Holles, J. H. - Presenter, University of Wyoming
Schmidt, L., University of Wyoming
The number and types of recently developed courses on Research Data Management (RDM) demonstrate the need for effective education of graduate students in this area. One topic that is common to most RDM courses is the Data Management Plan (DMP). A DMP commonly means one of two types of documents: 1) the two page DMP that is often required by funding agencies as part of a proposal, or 2) the larger DMP documentation for day-to-day use on a research project. The two DMPs’ are designed to address the following major topics: 1) Data that will be created, 2) Data documentation and organization, 3) Data storage and security, 4) Data management after project completion, and 5) Data accessibility for reuse and sharing. The graduate RDM courses generally include a student assignment or term project to prepare one or the other type of DMP, often based on the student’s research project. RDM courses offered through libraries often cover the funding DMP while department offered courses typically cover the project DMP. However, there is not a clear consensus in the literature over exactly what the DMP is and how it is used, and no course to date appears to cover both types of DMPs. Obviously this misunderstanding leads to several different approaches for teaching the DMP while also potentially leaving a hole in the student’s education. These very different types of DMPs then lead to the question: what is the difference in these DMPs, what type of DMP is being taught in the literature courses, and what should be covered in the DMP topic/assignment of a RDM course?

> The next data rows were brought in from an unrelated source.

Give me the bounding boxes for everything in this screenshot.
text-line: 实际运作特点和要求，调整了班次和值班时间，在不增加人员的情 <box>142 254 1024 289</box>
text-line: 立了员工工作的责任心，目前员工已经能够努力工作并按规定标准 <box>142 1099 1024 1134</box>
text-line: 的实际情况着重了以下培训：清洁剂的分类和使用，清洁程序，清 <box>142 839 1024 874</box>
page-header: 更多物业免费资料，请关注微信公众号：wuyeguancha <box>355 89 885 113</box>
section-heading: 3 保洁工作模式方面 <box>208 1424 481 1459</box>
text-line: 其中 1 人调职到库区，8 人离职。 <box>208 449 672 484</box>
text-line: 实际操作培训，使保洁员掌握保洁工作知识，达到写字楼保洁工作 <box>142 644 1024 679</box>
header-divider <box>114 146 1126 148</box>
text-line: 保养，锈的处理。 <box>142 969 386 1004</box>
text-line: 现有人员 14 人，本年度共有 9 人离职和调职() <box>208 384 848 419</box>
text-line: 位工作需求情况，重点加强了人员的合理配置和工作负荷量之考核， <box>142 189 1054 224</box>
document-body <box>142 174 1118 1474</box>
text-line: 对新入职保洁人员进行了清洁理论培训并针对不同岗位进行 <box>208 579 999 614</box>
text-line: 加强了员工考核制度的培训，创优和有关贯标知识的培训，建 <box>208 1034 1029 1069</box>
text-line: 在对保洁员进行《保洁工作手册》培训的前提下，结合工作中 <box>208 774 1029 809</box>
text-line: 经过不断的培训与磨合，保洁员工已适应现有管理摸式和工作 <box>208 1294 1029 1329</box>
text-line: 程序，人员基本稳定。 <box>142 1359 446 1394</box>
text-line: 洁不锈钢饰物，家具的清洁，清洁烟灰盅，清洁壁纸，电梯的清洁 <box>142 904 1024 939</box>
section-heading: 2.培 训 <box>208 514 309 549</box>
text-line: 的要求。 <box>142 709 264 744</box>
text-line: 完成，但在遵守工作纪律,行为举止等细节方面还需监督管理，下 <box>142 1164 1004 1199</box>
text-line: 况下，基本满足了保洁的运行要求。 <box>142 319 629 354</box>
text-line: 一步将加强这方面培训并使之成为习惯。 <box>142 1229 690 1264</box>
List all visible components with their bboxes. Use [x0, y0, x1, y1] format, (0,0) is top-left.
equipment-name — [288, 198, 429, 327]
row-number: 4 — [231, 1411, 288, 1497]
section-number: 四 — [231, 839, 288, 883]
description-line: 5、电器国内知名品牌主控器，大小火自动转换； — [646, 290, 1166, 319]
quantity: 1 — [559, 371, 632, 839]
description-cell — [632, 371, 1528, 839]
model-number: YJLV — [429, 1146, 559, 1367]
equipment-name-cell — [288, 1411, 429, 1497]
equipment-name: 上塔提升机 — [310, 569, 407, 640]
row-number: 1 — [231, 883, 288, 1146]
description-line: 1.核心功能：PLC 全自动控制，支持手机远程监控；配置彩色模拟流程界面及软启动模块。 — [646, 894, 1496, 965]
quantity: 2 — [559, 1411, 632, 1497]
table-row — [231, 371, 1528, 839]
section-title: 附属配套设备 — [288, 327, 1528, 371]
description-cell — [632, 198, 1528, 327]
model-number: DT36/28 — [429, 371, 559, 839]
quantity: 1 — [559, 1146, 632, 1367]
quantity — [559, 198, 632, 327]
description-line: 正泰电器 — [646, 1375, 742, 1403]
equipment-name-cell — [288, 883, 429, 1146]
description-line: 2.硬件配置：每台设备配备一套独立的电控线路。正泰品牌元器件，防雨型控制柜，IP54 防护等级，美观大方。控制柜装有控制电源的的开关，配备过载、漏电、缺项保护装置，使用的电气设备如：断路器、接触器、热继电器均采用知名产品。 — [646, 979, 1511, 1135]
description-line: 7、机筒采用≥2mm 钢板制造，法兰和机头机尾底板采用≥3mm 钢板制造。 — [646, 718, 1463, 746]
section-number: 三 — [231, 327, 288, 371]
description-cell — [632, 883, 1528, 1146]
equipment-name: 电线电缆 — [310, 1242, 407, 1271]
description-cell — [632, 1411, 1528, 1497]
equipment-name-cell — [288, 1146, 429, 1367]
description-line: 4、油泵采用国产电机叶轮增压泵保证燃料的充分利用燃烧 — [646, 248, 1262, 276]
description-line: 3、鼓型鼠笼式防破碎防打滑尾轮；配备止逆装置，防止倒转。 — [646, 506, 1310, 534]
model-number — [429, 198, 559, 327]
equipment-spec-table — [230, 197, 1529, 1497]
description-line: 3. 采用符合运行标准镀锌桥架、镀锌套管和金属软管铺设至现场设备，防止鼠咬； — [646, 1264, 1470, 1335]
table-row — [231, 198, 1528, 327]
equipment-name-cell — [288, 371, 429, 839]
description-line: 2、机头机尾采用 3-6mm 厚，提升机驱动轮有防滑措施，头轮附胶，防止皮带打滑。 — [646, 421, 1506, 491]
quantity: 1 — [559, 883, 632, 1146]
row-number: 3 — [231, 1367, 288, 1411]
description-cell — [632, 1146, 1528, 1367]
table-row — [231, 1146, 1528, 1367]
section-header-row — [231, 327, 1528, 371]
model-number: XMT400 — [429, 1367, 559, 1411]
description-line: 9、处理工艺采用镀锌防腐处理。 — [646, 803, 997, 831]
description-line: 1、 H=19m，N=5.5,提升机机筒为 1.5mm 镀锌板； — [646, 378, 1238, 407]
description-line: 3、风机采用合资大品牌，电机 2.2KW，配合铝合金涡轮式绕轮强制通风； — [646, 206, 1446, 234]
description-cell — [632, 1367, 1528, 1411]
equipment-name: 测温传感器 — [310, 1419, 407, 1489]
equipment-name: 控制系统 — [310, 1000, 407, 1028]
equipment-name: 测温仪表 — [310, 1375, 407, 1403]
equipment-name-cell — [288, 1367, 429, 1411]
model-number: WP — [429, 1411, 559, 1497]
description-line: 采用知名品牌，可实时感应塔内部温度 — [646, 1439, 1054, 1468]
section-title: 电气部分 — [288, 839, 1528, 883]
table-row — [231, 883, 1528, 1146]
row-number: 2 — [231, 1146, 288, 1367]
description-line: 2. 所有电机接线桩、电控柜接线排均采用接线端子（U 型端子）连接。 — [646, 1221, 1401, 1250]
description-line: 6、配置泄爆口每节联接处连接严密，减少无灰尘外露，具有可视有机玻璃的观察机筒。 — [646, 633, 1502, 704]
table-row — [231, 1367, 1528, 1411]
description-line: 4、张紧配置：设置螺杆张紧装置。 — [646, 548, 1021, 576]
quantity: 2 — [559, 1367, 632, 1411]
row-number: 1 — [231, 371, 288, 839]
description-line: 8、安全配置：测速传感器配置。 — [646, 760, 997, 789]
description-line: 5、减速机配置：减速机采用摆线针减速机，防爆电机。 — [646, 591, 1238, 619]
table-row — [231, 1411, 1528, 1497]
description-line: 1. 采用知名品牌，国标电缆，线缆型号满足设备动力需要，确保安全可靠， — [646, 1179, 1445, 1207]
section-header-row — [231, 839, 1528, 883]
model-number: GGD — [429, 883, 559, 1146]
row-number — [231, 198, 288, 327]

A RDM graduate course was developed and co-taught by a librarian and faculty member with an active research program.[1] This course was designed to provide the students a focused application of RDM to active research projects. The course included tools for developing both types of DMPs and student assignments on both types of DMPs. Following instruction on the use of DMPtool.com[2], an individual student assignment required preparation of a funding agency type DMP based on the agency providing the funding for the student’s project. The Purdue Data Curation Profiles toolkit [3] was then used as a tool to develop a project based DMP for an active research project as an end-of-semester team project.

The focus of this presentation will be an examination of DMPs and how and what should be taught in a graduate RDM course. Examples of DMP instruction from courses reported in the literature will be compared and contrasted. The differences between the two types of DMPs as well as the reasons behind them will be delineated and discussed. Terminology to differentiate the DMPs will be presented. The approaches and outcomes of teaching the two types of DMPs in our course will also be described and compared with the literature. Results and lessons learned from this approach will be discussed.

  1. Schmidt, L.O. and J.H. Holles, A Graduate Class in Research Data Management. Chemical Engineering Education, 2018. 52(1): p. 52-59.